What they are switching to: Vivaldi is a browser produced by Vivaldi Technologies AS, a Norwegian employee-owned corporation, is subject to strong EU privacy requirements, does not track its users, and makes money through individual donations and partner deals with search engines like DuckDuckGo and Ecosia.
8. Search: Google / Bing → Ecosia
Why people want to switch: Google's illegal search monopoly is maintained in part by paying billions to be the default search engine on browsers and devices - a practice the court ruled is anticompetitive. Google also holds a dominant position in ad tech that a second court ruling (April 2025) found to be independently illegal.
What they are switching to: Ecosia is a nonprofit search engine based in Berlin, Germany. It channels 100% of its profits into climate action projects - primarily reforestation - and has funded the planting of over 200 million trees. It powers its servers with 200% renewable energy (producing twice what it consumes). It does not build user profiles or sell data. It is B-Corp certified and steward-owned, meaning no shareholder can extract profits or redirect its mission.
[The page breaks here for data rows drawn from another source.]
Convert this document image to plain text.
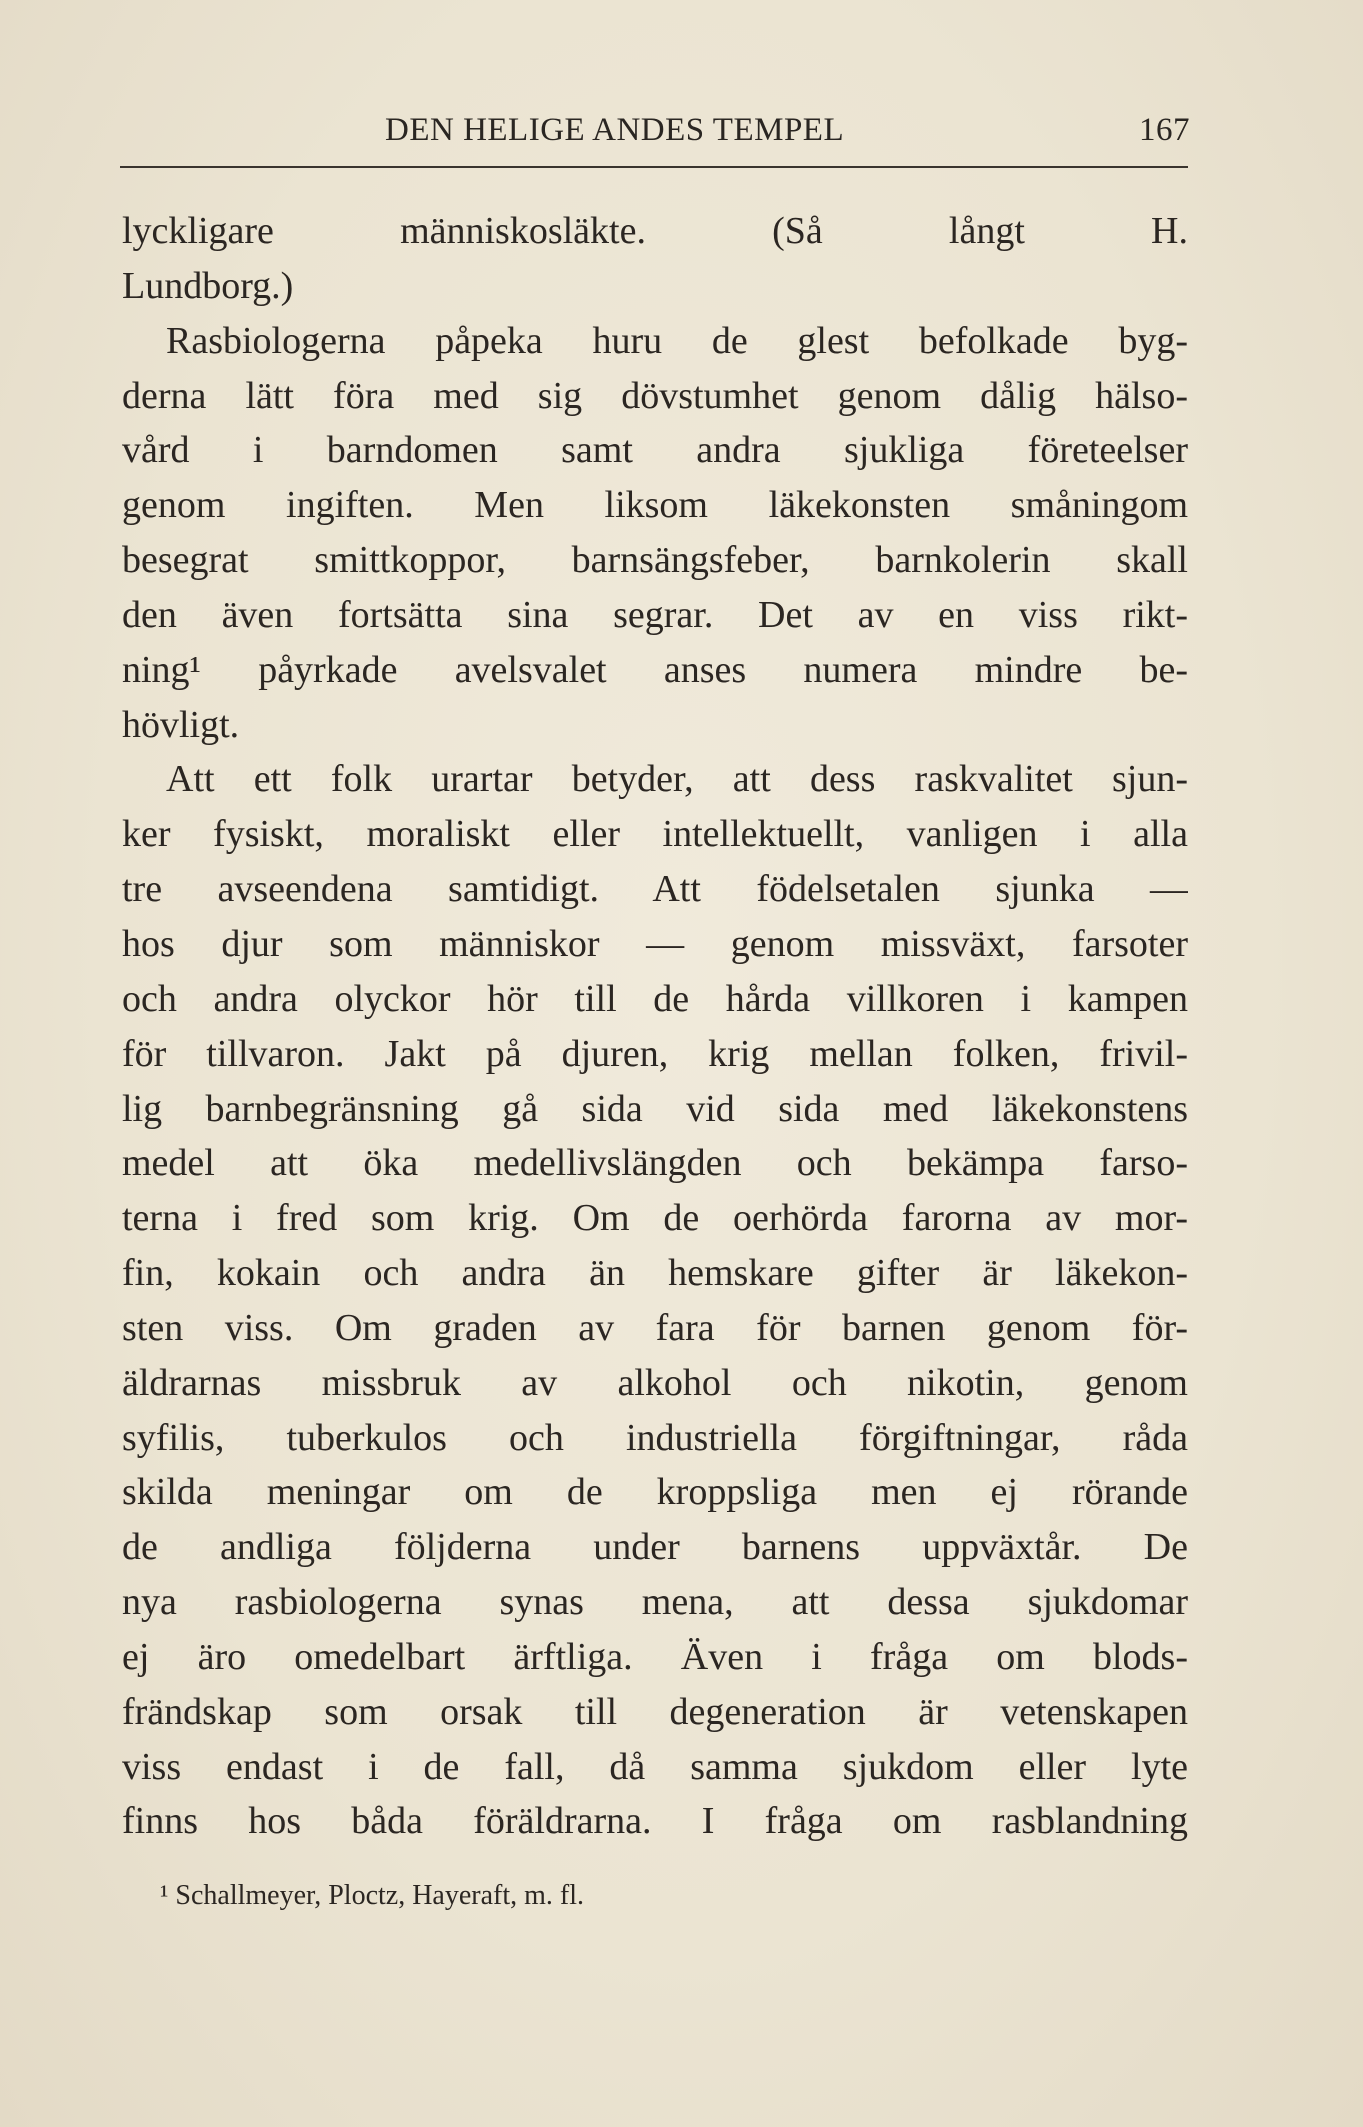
DEN HELIGE ANDES TEMPEL	167
lyckligare människosläkte. (Så långt H.
Lundborg.)
Rasbiologerna påpeka huru de glest befolkade byg-
derna lätt föra med sig dövstumhet genom dålig hälso-
vård i barndomen samt andra sjukliga företeelser
genom ingiften. Men liksom läkekonsten småningom
besegrat smittkoppor, barnsängsfeber, barnkolerin skall
den även fortsätta sina segrar. Det av en viss rikt-
ning¹ påyrkade avelsvalet anses numera mindre be-
hövligt.
Att ett folk urartar betyder, att dess raskvalitet sjun-
ker fysiskt, moraliskt eller intellektuellt, vanligen i alla
tre avseendena samtidigt. Att födelsetalen sjunka —
hos djur som människor — genom missväxt, farsoter
och andra olyckor hör till de hårda villkoren i kampen
för tillvaron. Jakt på djuren, krig mellan folken, frivil-
lig barnbegränsning gå sida vid sida med läkekonstens
medel att öka medellivslängden och bekämpa farso-
terna i fred som krig. Om de oerhörda farorna av mor-
fin, kokain och andra än hemskare gifter är läkekon-
sten viss. Om graden av fara för barnen genom för-
äldrarnas missbruk av alkohol och nikotin, genom
syfilis, tuberkulos och industriella förgiftningar, råda
skilda meningar om de kroppsliga men ej rörande
de andliga följderna under barnens uppväxtår. De
nya rasbiologerna synas mena, att dessa sjukdomar
ej äro omedelbart ärftliga. Även i fråga om blods-
frändskap som orsak till degeneration är vetenskapen
viss endast i de fall, då samma sjukdom eller lyte
finns hos båda föräldrarna. I fråga om rasblandning
¹ Schallmeyer, Ploctz, Hayeraft, m. fl.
9. Messaging: WhatsApp → Signal
Why people want to switch: In 2019, Israeli cyber-ingelligence firm NSO Group's Pegasus spyware exploited a vulnerability in WhatsApp (owned by Meta) to compromise the devices of over 1,400 users, including journalists, human rights activists, lawyers, and diplomats across 51 countries. A court ruling in October 2025 permanently barred NSO from targeting WhatsApp again, but the vulnerability exposed the risks inherent in Meta's infrastructure. Meta also collects extensive metadata even when messages are encrypted.
What they are switching to: Signal is non-profit-run, end-to-end encrypted messaging app. It collects minimal metadata, and is open-source. It is run by the Signal Foundation, a US-based nonprofit.
10. Cloud Email: Gmail / Outlook → Proton Mail
Why people want to switch: In January of 2026 Gmail (by Google) was recently part of a massive security breach where 48 million user names and passwords were leaked online. Microsoft's Outlook has also faced repeated security breaches- including a 2023 incident in which Chinese hackers gained access to email accounts of senior US government officials via Microsoft's cloud infrastructure.
What they are switching to: Proton Mail (Switzerland) is an end-to-end encrypted email provider headquartered in Europe, subject to GDPR, and powered by renewable energy. It was born out of CERN and is used by journalists and activists worldwide for its security.
11. AI/LLM: Chat GPT / Claude / Gemini → Mistral AI / Aleph Alpha
Why people want to switch: U.S. AI companies face over 70 copyright lawsuits for training their models on millions of articles, books, and creative works without permission. ChatGPT has suffered multiple data breaches exposing user conversations and payment info. Google testified under oath that Gemini ignores publisher opt-outs, forcing sites to choose between search traffic and privacy. Anthropic reversed Claude's "privacy-first" policy in September 2025, switching to opt-in-by-default model training with data storing jumping from 30 days to 5 years. Beyond digital harms, AI data centers are also compromising communities, consuming their fresh water, polluting their air and driving up electricity costs.
What they are switching to: Mistral AI (France) and Aleph Alpha (Germany) are Europe's leading AI companies. Mistral offers open-weight models that can be self-hosted, meaning data stays within a user’s own infrastructure. Aleph Alpha is Germany's sovereign AI provider, designed for government and enterprise with GDPR compliance built in. Both operate under EU jurisdiction (not subject to the U.S. CLOUD Act), emphasize data sovereignty and privacy-by-design, and are significantly more transparent about training data sources and energy usage than their U.S. counterparts.